Belene'de yaşatılanlar, mağdurlarına fiziksel ve ruhsal hastalıklarla birlikte ciddi bir travmayı, yaşananları anımsatacak acı bir miras olarak bıraktı. Zorunlu göçle Türkiye'ye gelen Belene mağduru 50'nin üstünde şahıs, toplama kampında yaşadıkları ağır fiziksel ve ruhsal travmalar nedeniyle, erken yaşta vefat etti. Hayatta kalanlar ise halen, çeşitli fiziksel ve ruhsal hastalıklarla mücadele ederek yaşamlarını sürdürüyorlar. 1989'dan sonra Bulgaristan, bu politikanın yanlış olduğunu kabul ederek, yaşanan mağduriyetleri telafi edeceğini söylemeye başladı. Ancak bu söylem, affettirme
ve tazmin çabalarından ziyade, olayları örtbas ederek unutturmaya yönelik gelişen bir süreçte inandırıcılığını kaybetti. Bugün Hak ve Özgürlükler Hareketi (HÖH), üç dönemdir Bulgaristan'da iktidar ortağı. HÖH, iktidarda olduğu dönemde Bulgaristan'da Türklerin "vatandaş" kimliği kazanabilmeleri konusunda çok ciddi çalışmalar yaptı. HÖH'ün bu konumu, Bulgarların ve birçok Bulgar siyasetçinin "Bulgaristan'da Türklere adil davranıldığı ve her türlü haklarının verildiği" gibi gerçekleri eksik gösterme amaçlı söylemlerine de mesnet teşkil etti. 1990'dan sonra Todor Jivkov ve ekibine karşı Bulgaristan'da göstermelik bazı davalar açıldı. Ancak komünist rejimin mirası olan ceza yasası dolayısıyla, bu davaların hiçbirisinden somut netice alınmadı. Atılan hiçbir adım Belene ismini soydaşların hafızalarından silmeye yetmedi. Yaşanan acıların elbette telafi edilmesi gerekir ve bunun mücadele sahası da hukuk ve siyasettir. Belene'de mağdur olan bir grup soydaş, Temmuz 2004'te Bursa'da Balkanlarda Adalet, Haklar, Kültür ve Dayanışma Derneği (BAHAD) adlı bir dernek kurdular. Eşref Kahraman'ın başkanlığındaki bu dernek, Belene'de işkence ve insanlık dışı
uygulamalara maruz kalmış üyelerinin mağduriyetlerinin tazmin edilmesini sağlamaya yönelik çalışmalar yürütmeyi amaçlıyor.

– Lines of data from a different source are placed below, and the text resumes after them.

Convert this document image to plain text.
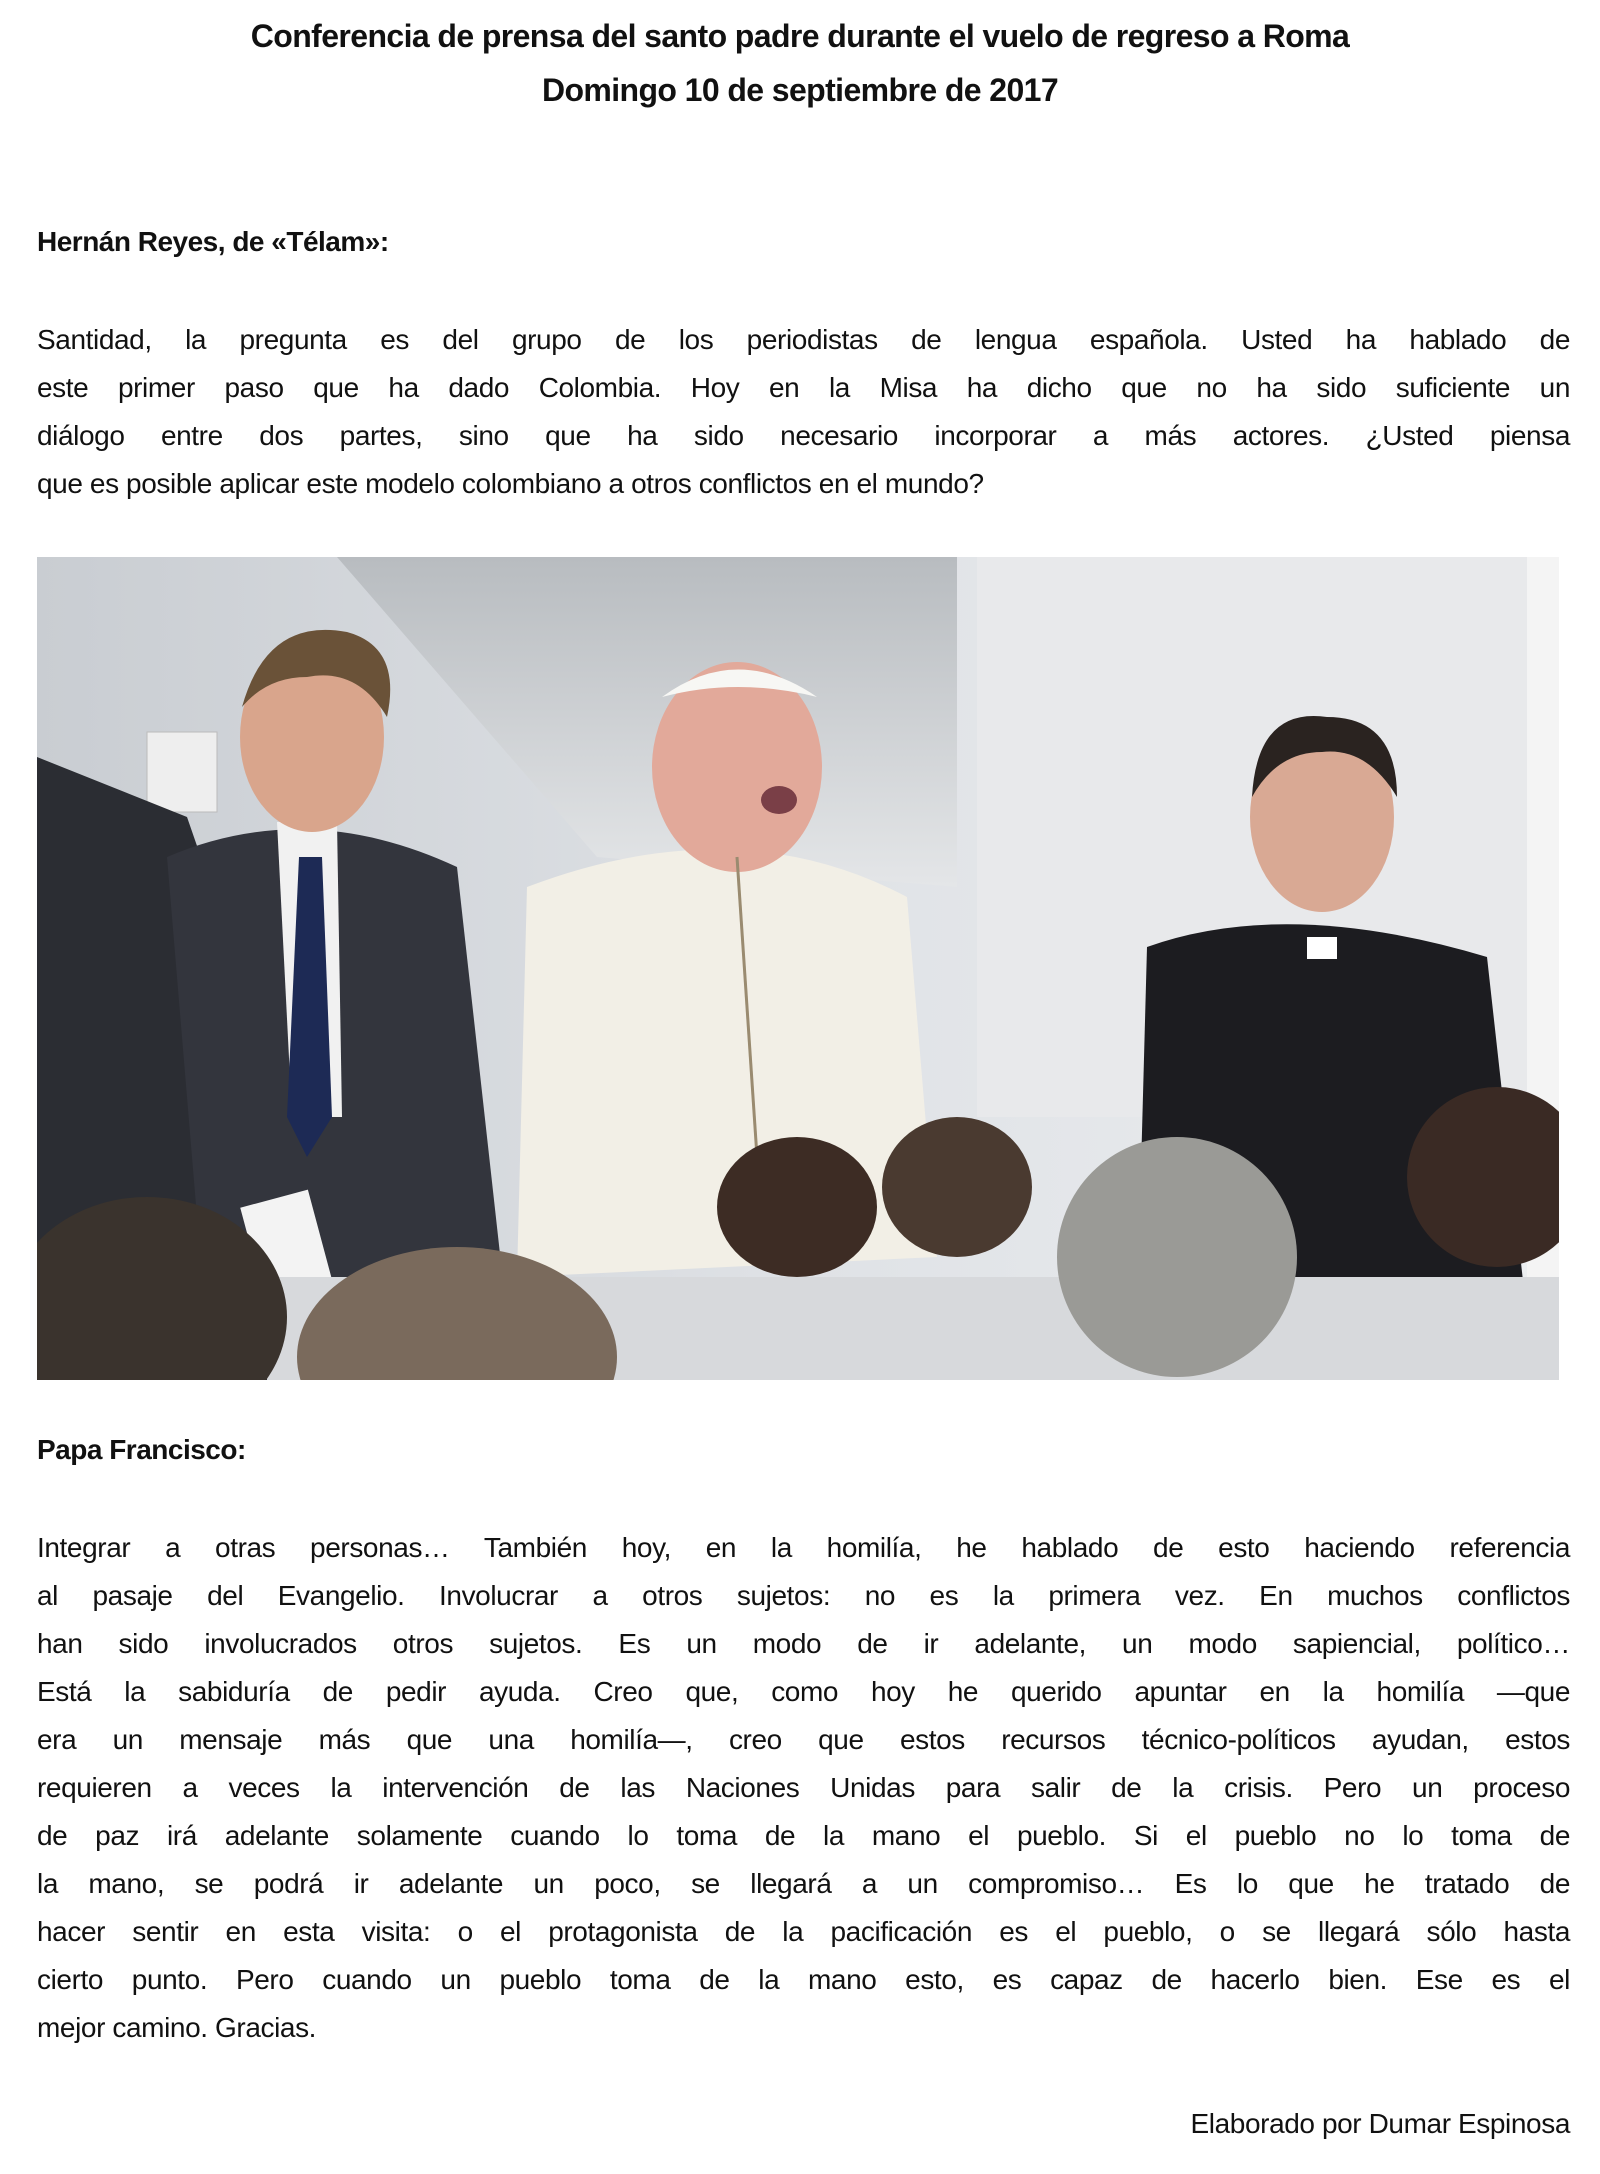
Conferencia de prensa del santo padre durante el vuelo de regreso a Roma
Domingo 10 de septiembre de 2017
Hernán Reyes, de «Télam»:
Santidad, la pregunta es del grupo de los periodistas de lengua española. Usted ha hablado de
este primer paso que ha dado Colombia. Hoy en la Misa ha dicho que no ha sido suficiente un
diálogo entre dos partes, sino que ha sido necesario incorporar a más actores. ¿Usted piensa
que es posible aplicar este modelo colombiano a otros conflictos en el mundo?
Papa Francisco:
Integrar a otras personas… También hoy, en la homilía, he hablado de esto haciendo referencia
al pasaje del Evangelio. Involucrar a otros sujetos: no es la primera vez. En muchos conflictos
han sido involucrados otros sujetos. Es un modo de ir adelante, un modo sapiencial, político…
Está la sabiduría de pedir ayuda. Creo que, como hoy he querido apuntar en la homilía —que
era un mensaje más que una homilía—, creo que estos recursos técnico-políticos ayudan, estos
requieren a veces la intervención de las Naciones Unidas para salir de la crisis. Pero un proceso
de paz irá adelante solamente cuando lo toma de la mano el pueblo. Si el pueblo no lo toma de
la mano, se podrá ir adelante un poco, se llegará a un compromiso… Es lo que he tratado de
hacer sentir en esta visita: o el protagonista de la pacificación es el pueblo, o se llegará sólo hasta
cierto punto. Pero cuando un pueblo toma de la mano esto, es capaz de hacerlo bien. Ese es el
mejor camino. Gracias.
Elaborado por Dumar Espinosa
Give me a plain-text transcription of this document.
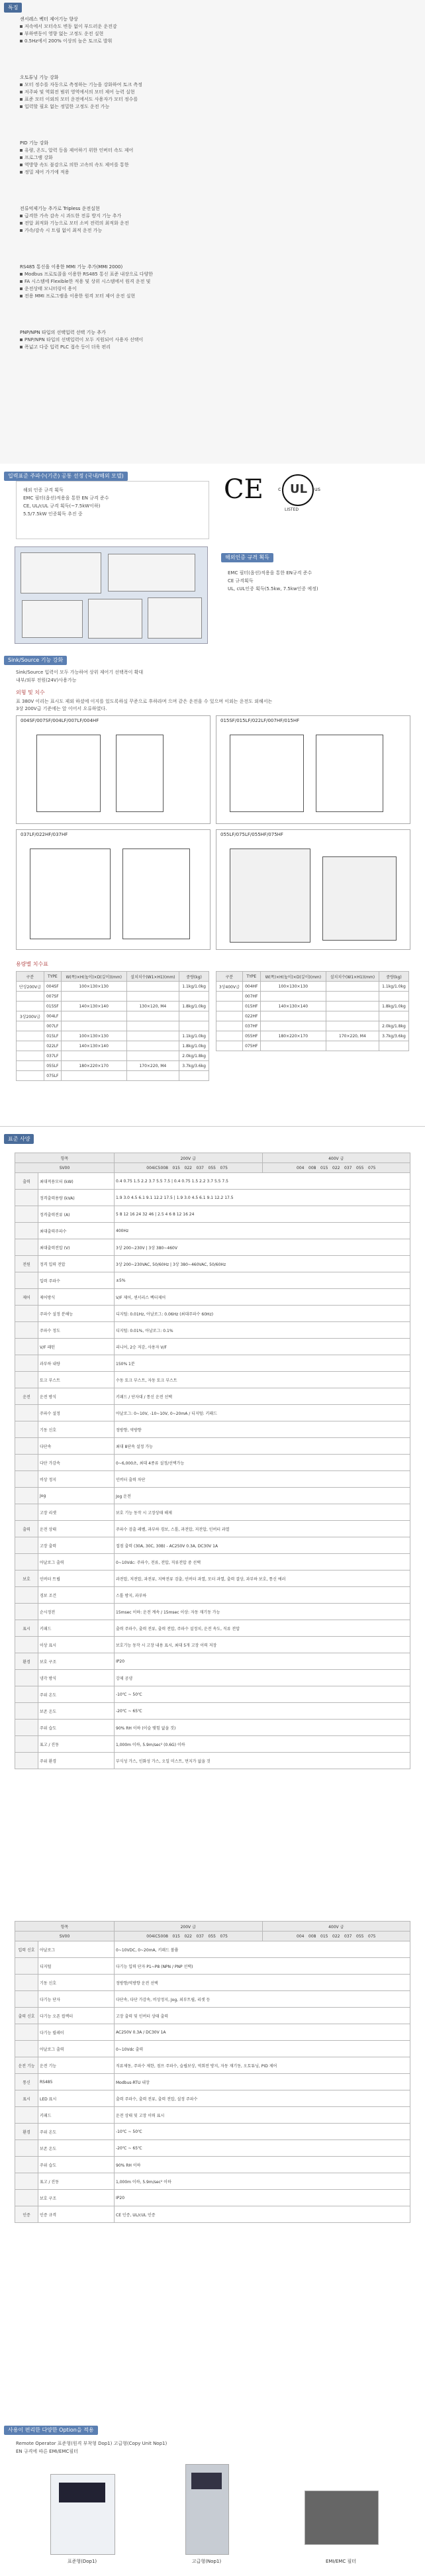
특징
센서레스 벡터 제어기능 향상
저속에서 모터속도 변동 없이 부드러운 운전감
부하변동이 영향 없는 고정도 운전 실현
0.5Hz에서 200% 이상의 높은 토크로 발휘
오토튜닝 기능 강화
모터 정수를 자동으로 측정하는 기능을 강화하여 토크 측정
저주파 및 역회전 범위 영역에서의 모터 제어 능력 실현
표준 모터 이외의 모터 운전에서도 사용자가 모터 정수를
입력할 필요 없는 정밀한 고정도 운전 가능
PID 기능 강화
유량, 온도, 압력 등을 제어하기 위한 인버터 속도 제어
프로그램 강화
역방향 속도 불감으로 의한 고속의 속도 제어를 통한
정밀 제어 가기에 적용
전류억제기능 추가로 Tripless 운전실현
급격한 가속 감속 시 과도한 전류 방지 기능 추가
전압 최적화 기능으로 모터 소비 전력의 최적화 운전
가속/감속 시 트립 없이 최적 운전 가능
RS485 통신을 이용한 MMI 기능 추가(MMI 2000)
Modbus 프로토콜을 이용한 RS485 통신 표준 내장으로 다양한
FA 시스템에 Flexible한 적용 및 상위 시스템에서 원격 운전 및
운전상태 모니터링이 용이
전용 MMI 프로그램을 이용한 원격 모터 제어 운전 실현
PNP/NPN 타입의 선택입력 선택 기능 추가
PNP/NPN 타입의 선택입력이 모두 지원되어 사용자 선택이
폭넓고 다중 입력 PLC 접속 등이 더욱 편리
입력표준 주파수(기존) 공통 선정 (국내/해외 모델)
해외 인증 규격 획득
EMC 필터(옵션)적용을 통한 EN 규격 준수
CE, UL/cUL 규격 획득(~7.5kW이하)
5.5/7.5kW 인증획득 추진 중
CE	c UL us
LISTED
해외인증 규격 획득
EMC 필터(옵션)적용을 통한 EN규격 준수
CE 규격획득
UL, cUL인증 획득(5.5kw, 7.5kw인증 예정)
Sink/Source 기능 강화
Sink/Source 입력이 모두 가능하여 상위 제어기 선택폭이 확대
내부/외부 전원(24V)사용가능
외형 및 치수
표 380V 이리는 표시도 제외 하셨에 이지를 있도록하실 꾸준으로 후하라며 으며 같은 운전을 수 있으며 이외는 운전도 외해서는
3상 200V급 기준에는 앞 이어서 오류하였다.
004SF/007SF/004LF/007LF/004HF	015SF/015LF/022LF/007HF/015HF
037LF/022HF/037HF	055LF/075LF/055HF/075HF
용량별 치수표
구분	TYPE	W(폭)×H(높이)×D(깊이)(mm)	설치치수(W1×H1)(mm)	중량(kg)
단상200V급	004SF	100×130×130		1.1kg/1.0kg
	007SF			
	015SF	140×130×140	130×120, M4	1.8kg/1.0kg
3상200V급	004LF			
	007LF			
	015LF	100×130×130		1.1kg/1.0kg
	022LF	140×130×140		1.8kg/1.0kg
	037LF			2.0kg/1.8kg
	055LF	180×220×170	170×220, M4	3.7kg/3.6kg
	075LF			
구분	TYPE	W(폭)×H(높이)×D(깊이)(mm)	설치치수(W1×H1)(mm)	중량(kg)
3상400V급	004HF	100×130×130		1.1kg/1.0kg
	007HF			
	015HF	140×130×140		1.8kg/1.0kg
	022HF			
	037HF			2.0kg/1.8kg
	055HF	180×220×170	170×220, M4	3.7kg/3.6kg
	075HF			
표준 사양
항목		200V 급	400V 급
SV00		004iC5008 015 022 037 055 075	004 008 015 022 037 055 075
출력	최대적용모터 (kW)	0.4 0.75 1.5 2.2 3.7 5.5 7.5 | 0.4 0.75 1.5 2.2 3.7 5.5 7.5	
	정격출력용량 (kVA)	1.9 3.0 4.5 6.1 9.1 12.2 17.5 | 1.9 3.0 4.5 6.1 9.1 12.2 17.5	
	정격출력전류 (A)	5 8 12 16 24 32 46 | 2.5 4 6 8 12 16 24	
	최대출력주파수	400Hz	
	최대출력전압 (V)	3상 200~230V | 3상 380~460V	
전원	정격 입력 전압	3상 200~230VAC, 50/60Hz | 3상 380~460VAC, 50/60Hz	
	입력 주파수	±5%	
제어	제어방식	V/F 제어, 센서리스 벡터제어	
	주파수 설정 분해능	디지털: 0.01Hz, 아날로그: 0.06Hz (최대주파수 60Hz)	
	주파수 정도	디지털: 0.01%, 아날로그: 0.1%	
	V/F 패턴	리니어, 2승 저감, 사용자 V/F	
	과부하 내량	150% 1분	
	토크 부스트	수동 토크 부스트, 자동 토크 부스트	
운전	운전 방식	키패드 / 단자대 / 통신 운전 선택	
	주파수 설정	아날로그: 0~10V, -10~10V, 0~20mA / 디지털: 키패드	
	기동 신호	정방향, 역방향	
	다단속	최대 8단속 설정 가능	
	다단 가감속	0~6,000초, 최대 4종류 설정/선택가능	
	비상 정지	인버터 출력 차단	
	Jog	Jog 운전	
	고장 리셋	보호 기능 동작 시 고장상태 해제	
출력	운전 상태	주파수 검출 레벨, 과부하 경보, 스톨, 과전압, 저전압, 인버터 과열	
	고장 출력	접점 출력 (30A, 30C, 30B) - AC250V 0.3A, DC30V 1A	
	아날로그 출력	0~10Vdc: 주파수, 전류, 전압, 직류전압 중 선택	
보호	인버터 트립	과전압, 저전압, 과전류, 지락전류 검출, 인버터 과열, 모터 과열, 출력 결상, 과부하 보호, 통신 에러	
	경보 조건	스톨 방지, 과부하	
	순시정전	15msec 이하: 운전 계속 / 15msec 이상: 자동 재기동 가능	
표시	키패드	출력 주파수, 출력 전류, 출력 전압, 주파수 설정치, 운전 속도, 직류 전압	
	이상 표시	보호기능 동작 시 고장 내용 표시, 최대 5개 고장 이력 저장	
환경	보호 구조	IP20	
	냉각 방식	강제 공냉	
	주위 온도	-10℃ ~ 50℃	
	보존 온도	-20℃ ~ 65℃	
	주위 습도	90% RH 이하 (이슬 맺힘 없을 것)	
	표고 / 진동	1,000m 이하, 5.9m/sec² (0.6G) 이하	
	주위 환경	부식성 가스, 인화성 가스, 오일 미스트, 먼지가 없을 것	
항목		200V 급	400V 급
SV00		004iC5008 015 022 037 055 075	004 008 015 022 037 055 075
입력 신호	아날로그	0~10VDC, 0~20mA, 키패드 볼륨	
	디지털	다기능 입력 단자 P1~P8 (NPN / PNP 선택)	
	기동 신호	정방향/역방향 운전 선택	
	다기능 단자	다단속, 다단 가감속, 비상정지, Jog, 외부트립, 리셋 등	
출력 신호	다기능 오픈 컬렉터	고장 출력 및 인버터 상태 출력	
	다기능 릴레이	AC250V 0.3A / DC30V 1A	
	아날로그 출력	0~10Vdc 출력	
운전 기능	운전 기능	직류제동, 주파수 제한, 점프 주파수, 슬립보상, 역회전 방지, 자동 재기동, 오토튜닝, PID 제어	
통신	RS485	Modbus-RTU 내장	
표시	LED 표시	출력 주파수, 출력 전류, 출력 전압, 설정 주파수	
	키패드	운전 상태 및 고장 이력 표시	
환경	주위 온도	-10℃ ~ 50℃	
	보존 온도	-20℃ ~ 65℃	
	주위 습도	90% RH 이하	
	표고 / 진동	1,000m 이하, 5.9m/sec² 이하	
	보호 구조	IP20	
인증	인증 규격	CE 인증, UL/cUL 인증	
사용이 편리한 다양한 Option을 적용
Remote Operator 표준형(원격 부착형 Dop1) 고급형(Copy Unit Nop1)
EN 규격에 따른 EMI/EMC필터
표준형(Dop1)	고급형(Nop1)	EMI/EMC 필터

BAHAD'ın kurulmasıyla birlikte, Belene mağdurlarının çalışmaları daha organize bir şekilde yürütülmeye başlandı. 1999'da Sofya Askeri Mahkemesi'ne açılan dava ile başlatılan hukuki süreçte, ne yazık ki bugüne kadar hiçbir adım atılamadı. Bulgar mahkemeleri, davanın ele alınabilmesi için Belene'de mağdur olan tüm şahısların ifadelerinin alınmasının gerektiği gibi, gerçeklerle ve hukuki teamüllerle bağdaşmayacak gerekçeler öne sürerek süreci uzatıyorlar. Mahkemenin ifadelerini alınması için Türkiye'den talepte bulunduğu isimlerin bazılarının Türkiye'ye hiç gelmemiş olması, bir kısmının ise vefat etmesi, olayın kasıtlı olarak nasıl sürüncemeye bırakıldığının tartışmasız en açık göstergesidir. Bulgaristan, 1989'dan sonra her ne kadar soya dönüş ve asimilasyon politikalarının yanlışlığını iddia etse de, bugün ne yazık ki bu süreci üstü kapalı olarak devam ettiriyor. Belene mağdurlarının yasal yargılama taleplerini sürekli engelliyor. Bu ise insan hakları açısından sorgulanması gereken açık bir durum. Oysa ki Bulgaristan, artık AB üyesi bir ülke. Ülkesindeki azınlıklara ve sorunlarına karşı daha duyarlı olmakla mükellef. Belene mağdurları konusunu sürekli olarak ötelemesinin ileride hukuki ve siyasi başka sorunlara neden olabileceğini bilmesi gerekir. Çünkü bugüne kadar tarih göstermiştir ki, adalet er ya da geç tecelli eder. İşte o zaman Belene, yalnızca soydaşlar için değil Bulgaristan için de kötü bir anı niteliği kazanacaktır.